From Krefeld to Warsaw,
Transport is conducted mostly by road through dls’s own fleet of trucks. While sea transportation covers a small percentage, a recent addition to the company’s means of transport is by rail. “We started this new project in 2013. We charter a complete train and market its capacity in our own responsibility,” Ms. Schrader illustrates. “The train is named Kopernikus I, and it runs between Krefeld and Warsaw.”
“We started with our own intermodal transports in 2013.” May-Britt Schrader Authorized Representative and Head of Sales
Since the beginning of the new year, dls has also chartered another train, Kopernikus II, which serves the route Krefeld to Poznan. This step is owed to the huge success of Kopernikus I as well as the enormous potential of intermodal transport between Germany and Eastern Europe. The trains are almost booked already. “We are delighted about this success,” the Authorized Representative rejoices.
A reliable and valued partner
It is thanks to the new mode of transport that dls managed to win over various new customers, including a global player in the furniture market. While dls still considers itself a medium-sized business, the example proves the positive image the company has even with big businesses.
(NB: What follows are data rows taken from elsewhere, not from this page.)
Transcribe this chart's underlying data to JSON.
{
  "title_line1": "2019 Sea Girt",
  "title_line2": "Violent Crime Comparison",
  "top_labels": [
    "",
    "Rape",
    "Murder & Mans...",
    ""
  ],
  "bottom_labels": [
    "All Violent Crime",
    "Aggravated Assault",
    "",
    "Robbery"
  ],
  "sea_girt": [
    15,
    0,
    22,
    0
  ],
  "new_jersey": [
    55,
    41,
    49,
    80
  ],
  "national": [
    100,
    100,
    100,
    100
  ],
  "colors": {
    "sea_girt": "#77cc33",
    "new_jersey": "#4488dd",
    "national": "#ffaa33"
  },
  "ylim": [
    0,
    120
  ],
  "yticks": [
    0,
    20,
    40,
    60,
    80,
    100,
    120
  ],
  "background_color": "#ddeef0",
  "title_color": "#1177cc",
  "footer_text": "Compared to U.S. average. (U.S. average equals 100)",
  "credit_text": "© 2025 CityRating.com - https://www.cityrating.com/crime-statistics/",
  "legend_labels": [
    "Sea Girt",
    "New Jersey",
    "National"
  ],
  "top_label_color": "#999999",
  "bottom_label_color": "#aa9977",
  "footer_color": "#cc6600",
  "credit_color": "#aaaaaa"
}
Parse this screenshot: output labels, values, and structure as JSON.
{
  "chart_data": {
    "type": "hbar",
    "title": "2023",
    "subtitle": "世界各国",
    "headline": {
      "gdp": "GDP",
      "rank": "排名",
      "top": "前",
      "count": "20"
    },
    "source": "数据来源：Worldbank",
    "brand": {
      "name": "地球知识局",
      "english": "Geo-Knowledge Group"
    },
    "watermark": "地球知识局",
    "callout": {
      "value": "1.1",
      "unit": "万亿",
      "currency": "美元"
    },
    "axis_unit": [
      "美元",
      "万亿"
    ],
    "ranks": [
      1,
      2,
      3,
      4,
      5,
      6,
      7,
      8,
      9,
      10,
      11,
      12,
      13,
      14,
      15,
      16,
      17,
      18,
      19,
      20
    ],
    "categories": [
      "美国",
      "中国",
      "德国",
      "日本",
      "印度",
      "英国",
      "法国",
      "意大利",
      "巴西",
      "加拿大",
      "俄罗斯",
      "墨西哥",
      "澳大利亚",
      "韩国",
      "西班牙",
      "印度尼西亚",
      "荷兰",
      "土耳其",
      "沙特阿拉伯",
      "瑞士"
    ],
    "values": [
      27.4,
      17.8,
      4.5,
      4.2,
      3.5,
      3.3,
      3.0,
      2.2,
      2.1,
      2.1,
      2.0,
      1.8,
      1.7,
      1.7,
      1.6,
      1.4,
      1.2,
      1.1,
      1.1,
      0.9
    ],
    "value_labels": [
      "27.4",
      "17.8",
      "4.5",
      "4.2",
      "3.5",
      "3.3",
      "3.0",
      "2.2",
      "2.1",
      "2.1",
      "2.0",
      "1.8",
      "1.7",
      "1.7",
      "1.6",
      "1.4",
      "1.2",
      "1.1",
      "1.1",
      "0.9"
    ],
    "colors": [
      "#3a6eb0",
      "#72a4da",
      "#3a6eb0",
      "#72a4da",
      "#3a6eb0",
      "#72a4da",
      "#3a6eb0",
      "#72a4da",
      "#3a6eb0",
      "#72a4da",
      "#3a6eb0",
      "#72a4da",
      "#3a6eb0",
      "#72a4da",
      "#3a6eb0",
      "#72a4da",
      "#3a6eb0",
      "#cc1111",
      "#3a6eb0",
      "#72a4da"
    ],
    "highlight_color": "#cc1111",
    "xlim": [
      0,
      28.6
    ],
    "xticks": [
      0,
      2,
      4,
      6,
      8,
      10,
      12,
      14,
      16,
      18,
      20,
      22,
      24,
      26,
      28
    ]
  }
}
“These companies are long-term partners of ours,” Ms. Schrader states. The wagons used for the Kopernikus trains are double pocket carriages that can be loaded with containers and trailers alike. Each train can transport 36 such carriages.
Partners for the rail transports are ERS and Krefelder Container Terminal (KCT). Up to this point, dls has invested more than six million EUR into the Kopernikus projects, acquiring an extra 250 trailers for the first train alone.
dls was founded by Bodo Engler, father of Ms. Schrader, in 1986. Over the course of the years, branch offices were opened in Poland, Russia, Belarus and Kazakhstan.
As an owner-operated company with Mr. Engler as Managing Director, dls is well known in the market. “My father knows many of our customers personally, and through our long-term customer relations we have developed an extremely high standard,” adds Ms. Schrader. “Another advantage is that we are known to be a forwarder as well as a hauler.”
“My father knows a lot of our customers personally, and through our long-term customer relations we have developed an extremely high standard.” May-Britt Schrader Authorized Representative and Head of Sales
dls is a healthy company. Headquartered in Siek, it has a branch office in Potsdam and subsidiaries in Russia, Poland, Belarus and Kazakhstan. Its 253 members of staff turn over 125 million EUR annually. With its customers being mostly German and Polish, return transports from Germany and other European countries to Poland make up 75% of dls's business, always keeping its fleet of 400 trucks busy.
“On top of that, we use external haulers as we are also a forwarding company,” says Ms. Schrader. “Of course, all companies we use for this are long-term partners.” For the future, dls is considering further locations in Poland, where currently a new administrative building and storage facility are being built.
While dls serves a large variety of industries, important ones are the paper, furniture and foodstuff industries. For marketing purposes, the company is present at transport and logistics trade fairs in Germany, Poland and Russia and is currently planning to increase its presence on specialized fairs to approach potential customers. “On top of that we do a lot of online marketing and are active in social media,” Ms. Schrader highlights. “And of course we have our own sales force.”